Dorongan ini sejalan dengan penerapan Peraturan Pemerintah Nomor 17 Tahun 2025 tentang Perlindungan Anak di Ruang Digital. Beberapa platform global besar bahkan disebut sudah mulai menguji coba teknologi serupa di sejumlah wilayah.
Nezar berharap pendekatan safety by design tidak hanya dijadikan formalitas kepatuhan regulasi, tetapi menjadi bagian dari budaya perusahaan digital dalam menciptakan ruang online yang aman bagi anak.
Di sisi lain, Ketua Umum idEA Hilmi Adrianto menilai langkah pemerintah tersebut sebagai upaya penting.

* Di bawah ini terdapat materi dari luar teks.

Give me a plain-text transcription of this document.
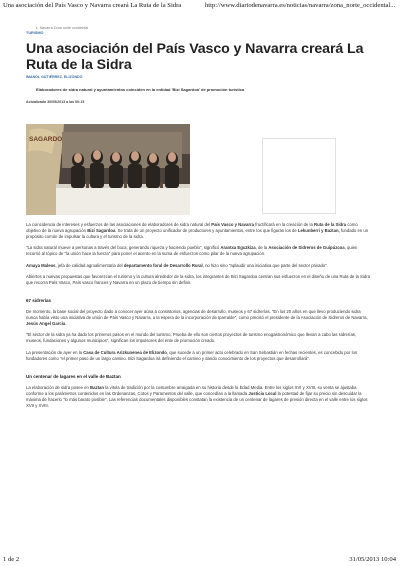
Una asociación del País Vasco y Navarra creará La Ruta de la Sidra	http://www.diariodenavarra.es/noticias/navarra/zona_norte_occidental...
▸ Navarra Zona norte occidental
TURISMO
Una asociación del País Vasco y Navarra creará La Ruta de la Sidra
IMANOL GUTIÉRREZ. ELIZONDO
Elaboradores de sidra natural y ayuntamientos coinciden en la entidad 'Bizi Sagardoa' de promoción turística
Actualizado 30/05/2013 a las 00:15
SAGARDO

La coincidencia de intereses y esfuerzos de las asociaciones de elaboradores de sidra natural del País Vasco y Navarra fructificará en la creación de la Ruta de la Sidra como objetivo de la nueva agrupación Bizi Sagardoa. Se trata de un proyecto unificador de productores y ayuntamientos, entre los que figuran los de Lekunberri y Baztan, fundado en un propósito común de impulsar la cultura y el turismo de la sidra.

"La sidra natural mueve a personas a través del boca, generando riqueza y haciendo pueblo", significó Arantxa Eguzkiza, de la Asociación de Sidreros de Guipúzcoa, quien recurrió al tópico de "la unión hace la fuerza" para poner el acento en la suma de esfuerzos como pilar de la nueva agrupación.

Amaya Maleos, jefa de calidad agroalimentaria del departamento foral de Desarrollo Rural, no hizo sino "aplaudir una iniciativa que parte del sector privado".

Abiertos a nuevas propuestas que favorezcan el turismo y la cultura alrededor de la sidra, los integrantes de Bizi Sagardoa centran sus esfuerzos en el diseño de una Ruta de la Sidra que recorra País Vasco, País vasco frances y Navarra en un plazo de tiempo sin definir.

67 sidrerías

De momento, la base social del proyecto dado a conocer ayer aúna a consistorios, agencias de desarrollo, museos y 67 sidrerías. "En los 20 años en que llevo produciendo sidra nunca había visto una iniciativa de unión de País Vasco y Navarra, a la espera de la incorporación de Iparralde", como precisó el presidente de la Asociación de Sidreros de Navarra, Jesús Angel García.

"El sector de la sidra ya ha dado los primeros pasos en el mundo del turismo. Prueba de ello son ciertos proyectos de turismo enogastronómico que llevan a cabo las sidrerías, museos, fundaciones y algunos municipios", significan los impulsores del ente de promoción creado.

La presentación de ayer en la Casa de Cultura Arizkunenea de Elizondo, que sucede a un primer acto celebrado en San Sebastián en fechas recientes, es concebido por los fundadores como "el primer paso de un largo camino. Bizi Sagardoa irá definiendo el camino y dando conocimiento de los proyectos que desarrollará".

Un centenar de lagares en el valle de Baztan

La elaboración de sidra posee en Baztan la vitola de tradición por la costumbre arraigada en su historia desde la Edad Media. Entre los siglos XVI y XVIII, su venta se ajustaba conforme a los parámetros contenidos en las Ordenanzas, Cotos y Paramentos del valle, que concedían a la llamada Justicia Local la potestad de fijar su precio sin descuidar la máxima de hacerlo "lo más barato posible". Las referencias documentales disponibles constatan la existencia de un centenar de lagares de presión directa en el valle entre los siglos XVII y XVIII.

1 de 2	31/05/2013 10:04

Menurut dia, meski dunia digital memberi manfaat edukatif, risiko paparan konten tidak sesuai usia masih sangat tinggi.
“Tantangannya adalah menghadirkan teknologi yang efektif menyaring konten negatif tanpa menghambat anak mengakses informasi positif dan inovatif,” kata Hilmi.